Fourth, out of all diagnoses requiring a troponin elevation exceeding the 99th percentile, the median elevation in troponin concentrations was lowest in patients with chronic myocardial injury (median 19 ng/L, 99th percentile upper reference limit of the hs-cTnT troponin assay 14 ng/L). Also, it was the most frequent diagnosis involving troponin elevation. Irrespective of the comparably low troponin elevation, clinicians should be aware of the high risk for death and cardiovascular events at which these patients are. Identification of patients at higher risk should ideally result in the initiation of therapies aiming at a risk reduction. In the case of patients with myocardial injury, data on this matter are scarce. Yet, presentation to the emergency department and identification of chronic myocardial injury could act as a trigger for intensified primary or secondary preventive therapies. For instance, the prevalence of known CAD in patients with chronic myocardial injury was high. Almost every second patient had a history of CAD, that was associated with the highest risk for cardiovascular events (2.56 [1.97, 3.33], Supplementary Table 5). Identification of those patients should prompt physicians to assess secondary prevention therapies established (for example, lipid lowering therapy) and, ideally, increase those per guidelines to recommended targets and tolerated doses [18, 19]. Although dedicated trials for such an approach (identification of patients by elevated hs-cTn resulting into intensification of therapy) have not been conducted to date, lipid lowering therapy results in a strong risk reduction and sub-studies suggest  that hs-cTn concentrations decrease along with an intensification of lipid lowering therapy accompanied by a risk reduction [20, 21].

In addition to CAD, patients with chronic myocardial injury frequently presented with other important comorbidities as well, among others chronic kidney disease (53.2%), atrial fibrillation (28.4%), heart failure (21.6%), or severe valvular heart defects (17.5%). Thus, one may speculate whether a structured assessment in patients with chronic myocardial injury allows an improvement of therapy, which could translate into a decrease in hs-cTn, as also to a reduction in the high event rate observed. In this regard, previous studies could already demonstrate that a reduction in cardiac troponin parallels a reduction in the risk for cardiovascular events, and that specific therapeutic measures mitigate both [20,21,22].
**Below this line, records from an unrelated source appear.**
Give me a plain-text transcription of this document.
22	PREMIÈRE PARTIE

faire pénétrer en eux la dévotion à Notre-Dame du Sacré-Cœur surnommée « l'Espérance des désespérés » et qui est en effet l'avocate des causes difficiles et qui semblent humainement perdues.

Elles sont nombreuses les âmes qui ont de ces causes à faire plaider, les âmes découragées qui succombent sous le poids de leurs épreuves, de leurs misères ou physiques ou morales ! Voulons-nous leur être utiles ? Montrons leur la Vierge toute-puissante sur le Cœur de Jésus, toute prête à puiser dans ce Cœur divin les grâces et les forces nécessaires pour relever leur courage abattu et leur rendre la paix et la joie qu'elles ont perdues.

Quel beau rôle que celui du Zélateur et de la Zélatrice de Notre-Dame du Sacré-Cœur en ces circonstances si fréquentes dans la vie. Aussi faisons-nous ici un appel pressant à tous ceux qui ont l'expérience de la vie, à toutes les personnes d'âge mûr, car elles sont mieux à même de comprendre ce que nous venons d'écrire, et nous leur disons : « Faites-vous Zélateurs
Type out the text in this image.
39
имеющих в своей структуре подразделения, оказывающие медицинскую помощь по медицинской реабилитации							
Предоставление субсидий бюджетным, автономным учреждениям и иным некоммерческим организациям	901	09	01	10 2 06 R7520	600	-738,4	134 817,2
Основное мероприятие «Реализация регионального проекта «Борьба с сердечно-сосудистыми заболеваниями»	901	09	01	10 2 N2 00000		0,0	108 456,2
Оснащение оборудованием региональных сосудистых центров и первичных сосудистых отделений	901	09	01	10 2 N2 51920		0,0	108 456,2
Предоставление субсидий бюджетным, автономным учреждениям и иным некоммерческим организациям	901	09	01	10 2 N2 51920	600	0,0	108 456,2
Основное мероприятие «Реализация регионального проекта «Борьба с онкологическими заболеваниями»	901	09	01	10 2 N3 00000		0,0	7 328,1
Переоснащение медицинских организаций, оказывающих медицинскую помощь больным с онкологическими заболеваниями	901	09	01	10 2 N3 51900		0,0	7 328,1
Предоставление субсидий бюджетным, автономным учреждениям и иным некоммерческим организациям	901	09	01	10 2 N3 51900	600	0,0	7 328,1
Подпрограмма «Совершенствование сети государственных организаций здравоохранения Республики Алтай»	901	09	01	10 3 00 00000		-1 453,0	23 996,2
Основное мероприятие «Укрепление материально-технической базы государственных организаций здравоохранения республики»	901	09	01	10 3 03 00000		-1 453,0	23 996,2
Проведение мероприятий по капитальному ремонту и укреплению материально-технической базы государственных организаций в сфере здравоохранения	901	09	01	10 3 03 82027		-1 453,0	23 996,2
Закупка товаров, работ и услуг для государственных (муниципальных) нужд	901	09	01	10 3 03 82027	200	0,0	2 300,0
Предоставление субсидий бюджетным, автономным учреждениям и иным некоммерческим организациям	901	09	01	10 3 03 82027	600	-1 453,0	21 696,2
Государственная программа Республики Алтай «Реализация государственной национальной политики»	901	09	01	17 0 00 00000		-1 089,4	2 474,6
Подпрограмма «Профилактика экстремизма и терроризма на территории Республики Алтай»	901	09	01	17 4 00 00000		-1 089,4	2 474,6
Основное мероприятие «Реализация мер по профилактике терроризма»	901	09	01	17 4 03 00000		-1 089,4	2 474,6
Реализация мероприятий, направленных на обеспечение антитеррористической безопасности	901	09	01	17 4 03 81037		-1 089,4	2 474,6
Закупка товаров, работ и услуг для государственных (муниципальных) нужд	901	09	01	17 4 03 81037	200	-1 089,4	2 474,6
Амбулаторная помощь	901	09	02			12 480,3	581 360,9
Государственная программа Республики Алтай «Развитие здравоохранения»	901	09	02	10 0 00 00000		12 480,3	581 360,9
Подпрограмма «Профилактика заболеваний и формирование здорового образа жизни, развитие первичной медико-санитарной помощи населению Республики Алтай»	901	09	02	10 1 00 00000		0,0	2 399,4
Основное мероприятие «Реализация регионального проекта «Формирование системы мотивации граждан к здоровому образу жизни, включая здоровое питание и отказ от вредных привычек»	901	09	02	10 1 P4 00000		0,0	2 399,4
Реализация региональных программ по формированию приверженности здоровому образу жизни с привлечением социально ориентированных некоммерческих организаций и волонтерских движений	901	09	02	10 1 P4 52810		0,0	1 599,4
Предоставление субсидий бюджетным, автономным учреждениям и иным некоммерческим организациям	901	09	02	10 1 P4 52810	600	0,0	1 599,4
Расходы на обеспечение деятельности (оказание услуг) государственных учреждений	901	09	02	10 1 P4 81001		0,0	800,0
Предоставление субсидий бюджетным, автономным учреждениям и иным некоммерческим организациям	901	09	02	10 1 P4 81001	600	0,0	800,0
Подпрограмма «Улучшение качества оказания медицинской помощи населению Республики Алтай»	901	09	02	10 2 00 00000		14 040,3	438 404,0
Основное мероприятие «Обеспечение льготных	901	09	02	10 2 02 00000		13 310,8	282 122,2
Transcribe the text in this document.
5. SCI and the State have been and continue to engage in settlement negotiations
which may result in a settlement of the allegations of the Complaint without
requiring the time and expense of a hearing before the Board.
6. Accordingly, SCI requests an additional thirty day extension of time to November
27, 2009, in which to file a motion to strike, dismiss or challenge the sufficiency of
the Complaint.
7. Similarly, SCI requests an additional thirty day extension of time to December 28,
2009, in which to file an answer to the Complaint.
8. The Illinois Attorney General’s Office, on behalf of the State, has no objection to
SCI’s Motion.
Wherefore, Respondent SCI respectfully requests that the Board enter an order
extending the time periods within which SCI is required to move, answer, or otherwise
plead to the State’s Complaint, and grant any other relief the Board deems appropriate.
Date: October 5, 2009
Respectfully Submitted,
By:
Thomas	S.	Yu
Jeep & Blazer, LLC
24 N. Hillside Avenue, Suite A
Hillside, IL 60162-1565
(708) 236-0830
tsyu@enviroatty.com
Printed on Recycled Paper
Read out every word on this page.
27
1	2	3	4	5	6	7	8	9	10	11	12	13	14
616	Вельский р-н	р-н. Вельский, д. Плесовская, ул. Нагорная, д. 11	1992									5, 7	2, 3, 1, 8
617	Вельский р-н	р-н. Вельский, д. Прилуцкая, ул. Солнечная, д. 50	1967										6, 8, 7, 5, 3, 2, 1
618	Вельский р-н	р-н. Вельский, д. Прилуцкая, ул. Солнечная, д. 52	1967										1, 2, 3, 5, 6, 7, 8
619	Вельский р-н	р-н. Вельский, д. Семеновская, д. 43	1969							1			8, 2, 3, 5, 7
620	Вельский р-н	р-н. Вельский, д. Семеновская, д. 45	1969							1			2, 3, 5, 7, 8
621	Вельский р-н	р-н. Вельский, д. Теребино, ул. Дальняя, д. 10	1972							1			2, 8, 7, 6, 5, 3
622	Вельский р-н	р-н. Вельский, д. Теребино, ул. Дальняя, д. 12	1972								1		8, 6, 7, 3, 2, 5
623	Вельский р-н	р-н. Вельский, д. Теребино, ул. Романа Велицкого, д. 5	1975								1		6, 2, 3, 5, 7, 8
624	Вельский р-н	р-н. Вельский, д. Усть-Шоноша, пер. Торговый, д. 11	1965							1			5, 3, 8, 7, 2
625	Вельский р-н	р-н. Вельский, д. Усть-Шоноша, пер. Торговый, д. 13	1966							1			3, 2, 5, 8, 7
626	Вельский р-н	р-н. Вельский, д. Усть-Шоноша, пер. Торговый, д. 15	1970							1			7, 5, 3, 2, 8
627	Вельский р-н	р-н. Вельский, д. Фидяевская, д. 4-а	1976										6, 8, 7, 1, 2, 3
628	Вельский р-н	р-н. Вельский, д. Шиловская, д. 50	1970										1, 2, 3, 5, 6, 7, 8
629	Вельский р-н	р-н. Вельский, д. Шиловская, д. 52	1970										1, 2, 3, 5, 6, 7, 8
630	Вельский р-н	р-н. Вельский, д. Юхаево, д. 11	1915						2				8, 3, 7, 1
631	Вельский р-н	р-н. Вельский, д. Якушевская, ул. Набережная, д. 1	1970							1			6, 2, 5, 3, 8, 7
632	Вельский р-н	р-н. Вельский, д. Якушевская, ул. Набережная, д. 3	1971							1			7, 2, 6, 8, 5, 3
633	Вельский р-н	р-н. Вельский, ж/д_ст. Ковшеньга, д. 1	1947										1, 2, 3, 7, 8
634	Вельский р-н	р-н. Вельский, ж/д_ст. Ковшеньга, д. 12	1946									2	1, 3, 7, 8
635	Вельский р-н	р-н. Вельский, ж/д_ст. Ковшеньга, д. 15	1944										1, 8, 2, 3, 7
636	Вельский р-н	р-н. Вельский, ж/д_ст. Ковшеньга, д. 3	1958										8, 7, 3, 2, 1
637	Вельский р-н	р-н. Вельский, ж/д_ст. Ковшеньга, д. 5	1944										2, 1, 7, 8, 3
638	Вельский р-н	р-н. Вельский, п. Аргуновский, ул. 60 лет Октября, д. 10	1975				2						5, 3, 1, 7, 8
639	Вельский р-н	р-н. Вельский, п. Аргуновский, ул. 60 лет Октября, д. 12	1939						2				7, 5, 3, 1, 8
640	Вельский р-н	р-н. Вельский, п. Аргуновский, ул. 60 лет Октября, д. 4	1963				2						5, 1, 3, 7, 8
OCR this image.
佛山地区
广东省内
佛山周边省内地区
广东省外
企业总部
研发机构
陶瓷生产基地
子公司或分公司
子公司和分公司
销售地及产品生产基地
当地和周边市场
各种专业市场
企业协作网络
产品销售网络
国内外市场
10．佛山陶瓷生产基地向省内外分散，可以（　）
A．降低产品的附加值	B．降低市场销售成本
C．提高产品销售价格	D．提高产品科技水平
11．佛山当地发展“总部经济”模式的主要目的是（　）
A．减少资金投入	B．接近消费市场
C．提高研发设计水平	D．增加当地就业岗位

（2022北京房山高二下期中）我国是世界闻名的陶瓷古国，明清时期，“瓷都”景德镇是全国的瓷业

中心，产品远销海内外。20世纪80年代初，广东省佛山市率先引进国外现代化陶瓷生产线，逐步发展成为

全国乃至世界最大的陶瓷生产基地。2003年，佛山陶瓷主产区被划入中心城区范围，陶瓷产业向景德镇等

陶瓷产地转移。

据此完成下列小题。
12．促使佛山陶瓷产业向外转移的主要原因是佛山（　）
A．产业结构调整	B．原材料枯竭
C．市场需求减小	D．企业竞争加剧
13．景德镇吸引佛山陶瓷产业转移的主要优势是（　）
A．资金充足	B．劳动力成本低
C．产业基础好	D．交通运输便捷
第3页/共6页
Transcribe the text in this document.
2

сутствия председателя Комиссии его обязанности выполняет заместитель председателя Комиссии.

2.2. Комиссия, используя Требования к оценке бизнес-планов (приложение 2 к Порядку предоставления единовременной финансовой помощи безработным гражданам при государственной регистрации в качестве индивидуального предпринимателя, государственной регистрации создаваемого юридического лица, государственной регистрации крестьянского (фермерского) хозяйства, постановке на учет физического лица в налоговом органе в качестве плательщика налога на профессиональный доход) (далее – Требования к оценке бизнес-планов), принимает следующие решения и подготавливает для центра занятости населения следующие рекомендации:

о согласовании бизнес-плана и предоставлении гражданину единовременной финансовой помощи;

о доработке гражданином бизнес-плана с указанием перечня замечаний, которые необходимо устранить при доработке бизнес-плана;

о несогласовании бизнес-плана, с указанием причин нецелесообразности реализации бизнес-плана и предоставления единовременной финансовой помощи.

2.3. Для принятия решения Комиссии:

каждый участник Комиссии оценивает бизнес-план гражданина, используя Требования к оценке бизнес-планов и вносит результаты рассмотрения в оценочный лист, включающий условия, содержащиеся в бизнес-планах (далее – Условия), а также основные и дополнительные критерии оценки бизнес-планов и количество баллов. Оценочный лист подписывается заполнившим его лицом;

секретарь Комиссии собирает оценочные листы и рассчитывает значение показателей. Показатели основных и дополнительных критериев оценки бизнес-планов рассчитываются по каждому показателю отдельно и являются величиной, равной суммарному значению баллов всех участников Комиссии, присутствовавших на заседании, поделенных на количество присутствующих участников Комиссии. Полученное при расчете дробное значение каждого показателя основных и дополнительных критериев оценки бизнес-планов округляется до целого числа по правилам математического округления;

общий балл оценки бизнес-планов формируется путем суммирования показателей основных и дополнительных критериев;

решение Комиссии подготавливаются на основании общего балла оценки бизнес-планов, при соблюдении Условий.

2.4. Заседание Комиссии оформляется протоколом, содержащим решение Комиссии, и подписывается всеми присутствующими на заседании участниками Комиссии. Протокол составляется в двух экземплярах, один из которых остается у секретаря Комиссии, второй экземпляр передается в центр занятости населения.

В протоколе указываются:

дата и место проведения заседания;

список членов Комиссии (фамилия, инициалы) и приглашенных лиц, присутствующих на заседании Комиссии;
Fifth, previous studies have reported a rather wide range with respect to the prevalence of T2MI [9, 23,24,25], which might be owed to different settings and patient samples enrolled. Yet, T2MI is very common and in our study, approximately one out of three patients with non-ST-elevation MI had T2MI. In line with previous reports [9], the risk for all-cause mortality is high for patients with T2MI, with even higher crude event rates compared to patients with T1MI or STEMI [9, 25]. While the risk for all-cause mortality remained significantly elevated upon adjustment for patient characteristics and comorbidities in these patients, the risk for the composite cardiovascular endpoint did not, an observation similarly to a report by Chapman et al. [9]. Overall, patients with T2MI were commonly older and presented with multiple cardiovascular risk factors and comorbidities, probably partly explaining the high observed event rate. However, since the risk for cardiovascular events in our model was reduced upon full adjustment for patients with T2MI, it may be hypothesized that most likely non-cardiovascular causes drive the high mortality rate observed in these patients. Considering the high prevalence of cardiovascular risk factors in this group of patients, as also the high prevalence of CAD, it may be speculated whether competing risk, with patients dying due to non-cardiovascular causes before cardiovascular events could happen, might also explain some of the observations in our study and others [9]. Irrespective of the multiple cardiovascular risk factors, the ambulatory therapy as provided in Supplementary Table 1 leaves room for appropriate secondary prevention therapies.